There has been no consensus on how to pay for it. Although Snyder has identified a funding source in his 2017 budget, he’ll still have to convince lawmakers.
“All of us agree that the financial piece has to get taken care of,” said Rep. Al Pscholka, R-Stevensville, chairman of the House appropriations committee.
Yet “there might be a better solution” than tobacco money, said Pscholka, adding that he is considering a way to fund the DPS fix without school or general fund money.
He would not offer details, saying he is still discussing ideas with Snyder.
Money running out
Since Snyder outlined the details of his reform plan last fall, he has faced pushback from Detroit lawmakers over local control and from outstate legislators concerned about using School Aid Fund dollars for Detroit at the expense of other districts.
He wants the legislature to adopt bills by this summer to address the district’s finances. Snyder has been careful not to say DPS could file for bankruptcy, but said if a creditor decides to take the district to court, a judge’s decision could yield more expensive consequences.
Most of the district’s debt is owed to the state, backed by the state or tied up in pensions, state Treasurer Nick Khouri said in a presentation last week to a Senate committee.
DPS pays about $50 million a year in debt service.
Its $515 million in debt has accumulated from long-term bonds, short-term borrowing to improve cash flow, unpaid payments into the state pension system and late payments to vendors, Khouri said.
“Bankruptcy is a terrible option for the district,” he wrote. “The bankruptcy process is always uncertain, but in the end, it will cost the state more than double the cost of the proposed legislation.”
Bankruptcy could disrupt the district for eight months to a year and cost $75 million to $100 million in fees, he wrote.
Snyder’s plan would use $720 million over 10 years from the state’s tobacco settlement to pay for the plan, which would split DPS into two districts.
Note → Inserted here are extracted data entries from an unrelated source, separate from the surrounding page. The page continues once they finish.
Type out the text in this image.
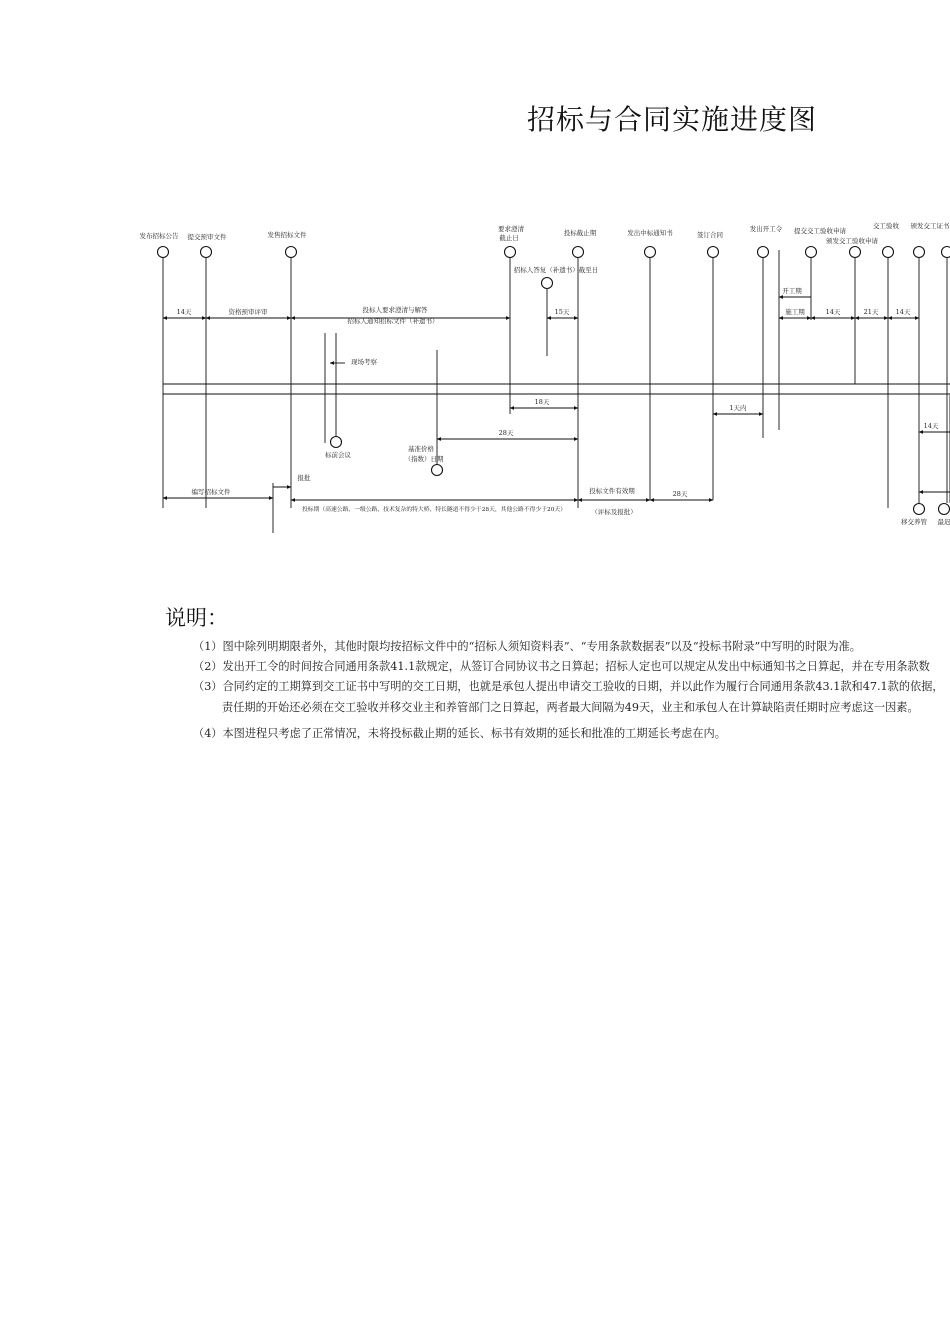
招标与合同实施进度图
发布招标公告 提交预审文件	发售招标文件
要求澄清
截止日
投标截止期	发出中标通知书	签订合同
发出开工令 提交交工验收申请
颁发交工验收申请
交工验收 颁发交工证书
招标人答复（补遗书）截至日
14天	资格预审评审	投标人要求澄清与解答
招标人通知招标文件（补遗书）
15天
开工期
施工期	14天	21天	14天
现场考察
标前会议
基准价格
（指数）日期
18天
28天
1天内
14天
编写招标文件
报批
投标期（高速公路、一级公路、技术复杂的特大桥、特长隧道不得少于28天，其他公路不得少于20天）
投标文件有效期
（评标及报批）
28天
移交养管 最迟
说明：
（1）图中除列明期限者外，其他时限均按招标文件中的“招标人须知资料表”、“专用条款数据表”以及“投标书附录”中写明的时限为准。
（2）发出开工令的时间按合同通用条款41.1款规定，从签订合同协议书之日算起；招标人定也可以规定从发出中标通知书之日算起，并在专用条款数
（3）合同约定的工期算到交工证书中写明的交工日期，也就是承包人提出申请交工验收的日期，并以此作为履行合同通用条款43.1款和47.1款的依据，
责任期的开始还必须在交工验收并移交业主和养管部门之日算起，两者最大间隔为49天，业主和承包人在计算缺陷责任期时应考虑这一因素。
（4）本图进程只考虑了正常情况，未将投标截止期的延长、标书有效期的延长和批准的工期延长考虑在内。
The existing district would be phased out once its debt is repaid, while a new Detroit Community School District would be created to educate the city’s roughly 47,000 students. He estimates the new district would need $200 million in startup funding.
DPS would continue to collect a local operating millage for debt repayment, while the new district would receive $72 million in annual payments from the state’s School Aid Fund as its operating funds. The tobacco money would reimburse the school fund to avoid cuts to other Michigan schools.
“So (lawmakers) can go tell their school districts, the parents in those school districts, that this money is not at the expense of money that would otherwise go to their school district,” Snyder told reporters last week.
Tobacco settlement particulars
Michigan, 45 other states and Washington, D.C., reached a settlement in 1998 with tobacco manufacturers that is due to drop roughly $284 million into the state’s general fund next year. About $193 million will remain after some restricted funds are taken off the top, state budget spokesman Kurt Weiss said.
More than $23 million of the tobacco funds earmarked for Detroit schools in a new Detroit Public Schools trust fund, however, is budgeted for some Medicaid programs in 2017, according to a House Fiscal Agency analysis. The remaining $49 million is available next year as one-time funds.
By 2018, Detroit would require about $47 million in tobacco funds from Medicaid, with the rest coming from a projected rise in the amount paid by tobacco manufacturers, according to the analysis.
Another $50 million is proposed for DPS in a budget amendment in the current fiscal year to support short-term daily operations.
Questions about how the new district would be governed – including the makeup of its board and creation of a proposed Detroit Education Commission, with oversight of city public and charter schools – have not been resolved.